Increasingly, archaeologists worldwide have expanded their understanding of “material record” to encompass legacy ecosystems resulting from people living on and with land and seascapes over the millennia. On the Northwest Coast, for instance, such legacy ecosystems include cleared beaches, crabapple orchards, camas fields, and forest gardens. While many archaeologists recognize the importance of documenting these ecosystems as another avenue for understanding past lives lived, they are unsure how to do so.
In this short course, we will explore what some of these legacy landscapes look like and how we might record them in the field. Becoming conversant in recording these ecosystems is a step towards better honoring the breadth of Indigenous Peoples' interactions with their biological worlds.
Museum curation for archaeological collections
[Two weekends (4 days), 4 hours each]
Archaeological collections contain a wide variety of prehistoric and historic materials all gained through excavation and archaeological survey. Due to the nature of the materials and the means by which they are obtained, the methods by which museums curate them differ from other types of collections. In this workshop you will explore what an archaeological collection is and how to care, document, and share such collections.
Exhibit design and development for small museums
[2 days, 5 hours each]
Explore different ways to create engaging, affordable exhibits for unique spaces through this new workshop on exhibit design and development for small museums. You will learn practical skills for creating exhibit panels, interactive displays, and object cases while keeping to a small budget. In this workshop you will also be provided with tips for developing exhibits in historic and non-traditional museum spaces.
To make informed decisions for archaeological testing and surveying, practitioners need to be aware of current and past landforms and earth's surfaces and the processes that shape them. This is crucial information particularly when considering older archaeological sites and deposits.
Such information can be gleaned from the discipline of geomorphology which can be described as the history of landforms including what is happening now and will later become part of the landscape's history. Geomorphological processes include erosion, sedimentation, landslides, etc, resulting from various processes such as sea-level change, earthquakes, volcanism and glaciation among others.
The human osteology workshop/short course is designed to provide an hands-on introduction or refreshment in human skeletal anatomy, that is suitable for professionals working in cultural/heritage resource management and field archaeologists; coroners, polices officers or other medicolegal death investigators; museums professionals and curators; or individuals that have an interest in learning more about the subject. Over a 3-day intensive period, this workshop will focus on the identification of individual bones from the human skeleton, but it will also cover differences between human and non-human remains, sex and age variation, field recovery and curation of human remains, and brief references to taphonomy and paleopathology.
HRM Business & Project Management Workshop (Online only)
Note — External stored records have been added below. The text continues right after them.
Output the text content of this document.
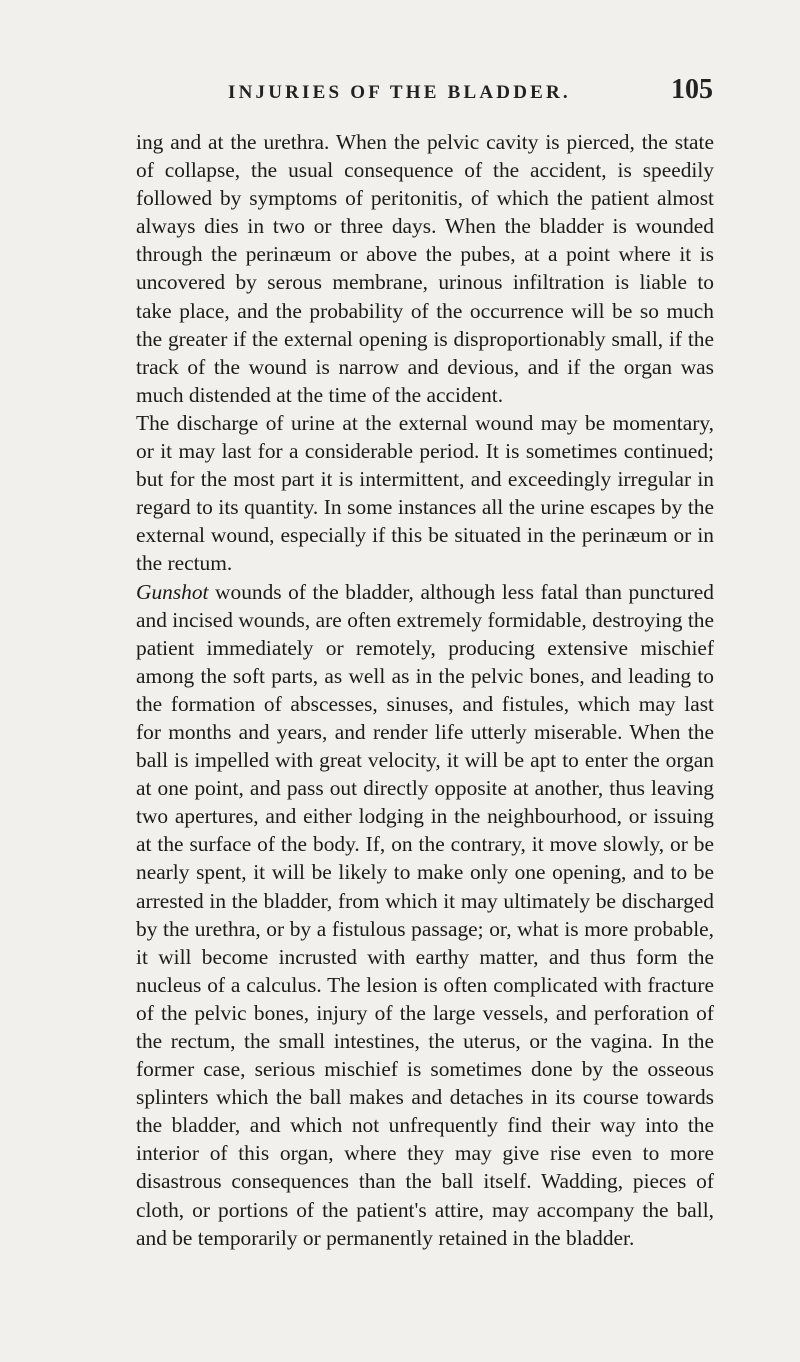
INJURIES OF THE BLADDER.	105

ing and at the urethra. When the pelvic cavity is pierced, the state of collapse, the usual consequence of the accident, is speedily followed by symptoms of peritonitis, of which the patient almost always dies in two or three days. When the bladder is wounded through the perinæum or above the pubes, at a point where it is uncovered by serous membrane, urinous infiltration is liable to take place, and the probability of the occurrence will be so much the greater if the external opening is disproportionably small, if the track of the wound is narrow and devious, and if the organ was much distended at the time of the accident.

The discharge of urine at the external wound may be momentary, or it may last for a considerable period. It is sometimes continued; but for the most part it is intermittent, and exceedingly irregular in regard to its quantity. In some instances all the urine escapes by the external wound, especially if this be situated in the perinæum or in the rectum.

Gunshot wounds of the bladder, although less fatal than punctured and incised wounds, are often extremely formidable, destroying the patient immediately or remotely, producing extensive mischief among the soft parts, as well as in the pelvic bones, and leading to the formation of abscesses, sinuses, and fistules, which may last for months and years, and render life utterly miserable. When the ball is impelled with great velocity, it will be apt to enter the organ at one point, and pass out directly opposite at another, thus leaving two apertures, and either lodging in the neighbourhood, or issuing at the surface of the body. If, on the contrary, it move slowly, or be nearly spent, it will be likely to make only one opening, and to be arrested in the bladder, from which it may ultimately be discharged by the urethra, or by a fistulous passage; or, what is more probable, it will become incrusted with earthy matter, and thus form the nucleus of a calculus. The lesion is often complicated with fracture of the pelvic bones, injury of the large vessels, and perforation of the rectum, the small intestines, the uterus, or the vagina. In the former case, serious mischief is sometimes done by the osseous splinters which the ball makes and detaches in its course towards the bladder, and which not unfrequently find their way into the interior of this organ, where they may give rise even to more disastrous consequences than the ball itself. Wadding, pieces of cloth, or portions of the patient's attire, may accompany the ball, and be temporarily or permanently retained in the bladder.
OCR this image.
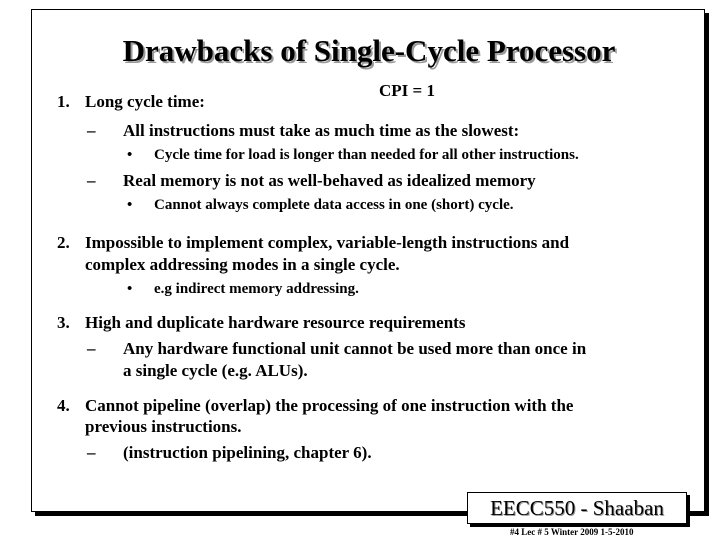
Drawbacks of Single-Cycle Processor
CPI = 1
1. Long cycle time:
– All instructions must take as much time as the slowest:
• Cycle time for load is longer than needed for all other instructions.
– Real memory is not as well-behaved as idealized memory
• Cannot always complete data access in one (short) cycle.
2. Impossible to implement complex, variable-length instructions and
complex addressing modes in a single cycle.
• e.g indirect memory addressing.
3. High and duplicate hardware resource requirements
– Any hardware functional unit cannot be used more than once in
a single cycle (e.g. ALUs).
4. Cannot pipeline (overlap) the processing of one instruction with the
previous instructions.
– (instruction pipelining, chapter 6).
EECC550 - Shaaban
#4 Lec # 5 Winter 2009 1-5-2010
This module-based course can be completed online over 10 weeks, or each module can be taken over a 2-week period. This course contextualizes the business of heritage resource management by targeting five clusters of essential concepts and tools in business management: accounting and finance; marketing, sales, and contracting; human resources, labour, economics, corporate governance, and risk management; and business models, innovation, and globalization.